Kwekelingen: Meestal kinderen van vrije kolonisten, arbeidershuisgezinnen of hoevenaren (een enkele maal van een bedelaar), of kinderen direct van buiten de Maatschappij komend, die voor het werk op het land werden opgeleid in de landbouwschool (met internaat) te Wateren.
Strafkolonist: Een persoon die, of een gezin dat voor kortere of langere tijd uit de gewone koloniën of Veenhuizen in Ommerschans werd geplaatst, op de "binnenwal" (zie de handleiding Overzicht van de vrije koloniën en gestichten en de bevolking van de Maatschappij van Weldadigheid), na het plegen van een vergrijp tegen de regels van de Maatschappij. Na circa 1850 werd er in Veenhuizen I of II ook wel eens een enkele strafkolonist geplaatst of iemand "gedetacheerd".
Subcommissies: Plaatselijke besturen van de over het gehele land verspreide leden van de Maatschappij. Volgens de oorspronkelijke bedoeling zou de Maatschappij een vereniging van particulieren zijn, wier contributie voldoende moest zijn om "de armen te verheffen". Er waren stedelijke commissies, in steden met een rechtbank van eerste aanleg, en dorpscommissies, in dorpen die onder de jurisdictie vielen van een rechtbank van eerste aanleg. De subcommissies, samengesteld uit stedelijke en dorpsnotabelen, zorgden voor het innen van de contributie en het zenden ' voor dit geld ' van personen naar de koloniën.

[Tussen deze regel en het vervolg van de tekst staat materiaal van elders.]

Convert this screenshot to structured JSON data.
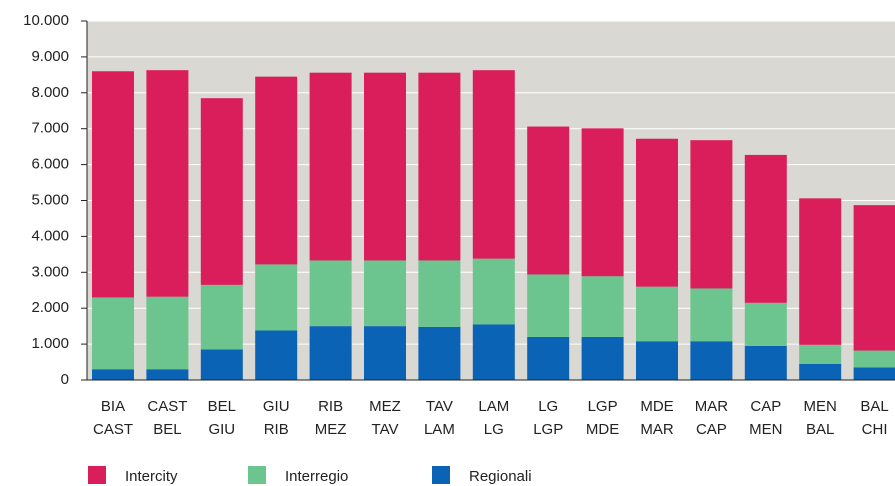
{
  "chart_data": {
    "type": "stacked_bar",
    "categories": [
      [
        "BIA",
        "CAST"
      ],
      [
        "CAST",
        "BEL"
      ],
      [
        "BEL",
        "GIU"
      ],
      [
        "GIU",
        "RIB"
      ],
      [
        "RIB",
        "MEZ"
      ],
      [
        "MEZ",
        "TAV"
      ],
      [
        "TAV",
        "LAM"
      ],
      [
        "LAM",
        "LG"
      ],
      [
        "LG",
        "LGP"
      ],
      [
        "LGP",
        "MDE"
      ],
      [
        "MDE",
        "MAR"
      ],
      [
        "MAR",
        "CAP"
      ],
      [
        "CAP",
        "MEN"
      ],
      [
        "MEN",
        "BAL"
      ],
      [
        "BAL",
        "CHI"
      ]
    ],
    "series": [
      {
        "name": "Intercity",
        "color": "#d91e5b",
        "values": [
          6300,
          6310,
          5200,
          5230,
          5230,
          5230,
          5230,
          5250,
          4120,
          4120,
          4120,
          4130,
          4120,
          4080,
          4050
        ]
      },
      {
        "name": "Interregio",
        "color": "#6cc48e",
        "values": [
          2000,
          2020,
          1800,
          1840,
          1830,
          1830,
          1850,
          1830,
          1740,
          1690,
          1520,
          1470,
          1200,
          530,
          470
        ]
      },
      {
        "name": "Regionali",
        "color": "#0b63b5",
        "values": [
          300,
          300,
          850,
          1380,
          1500,
          1500,
          1480,
          1550,
          1200,
          1200,
          1080,
          1080,
          950,
          450,
          350
        ]
      }
    ],
    "ylim": [
      0,
      10000
    ],
    "yticks": [
      0,
      {
        "value": 1000,
        "label": "1.000"
      },
      {
        "value": 2000,
        "label": "2.000"
      },
      {
        "value": 3000,
        "label": "3.000"
      },
      {
        "value": 4000,
        "label": "4.000"
      },
      {
        "value": 5000,
        "label": "5.000"
      },
      {
        "value": 6000,
        "label": "6.000"
      },
      {
        "value": 7000,
        "label": "7.000"
      },
      {
        "value": 8000,
        "label": "8.000"
      },
      {
        "value": 9000,
        "label": "9.000"
      },
      {
        "value": 10000,
        "label": "10.000"
      }
    ],
    "legend": "bottom-left"
  }
}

Veteranen: (Oud-)militairen die ongeschikt en niet meer nodig waren voor de dienst en die hun wachtgeld, ziektegeld of pensioen konden aanvullen door het vervullen van (meestal opzichters-) diensten en/of het wonen in de gestichten.
Vrijboeren: Kolonisten uit de vrije of gewone koloniën, die de hoeven waar ze woonden hadden gekocht en daarin als werkelijk vrije mensen leefden.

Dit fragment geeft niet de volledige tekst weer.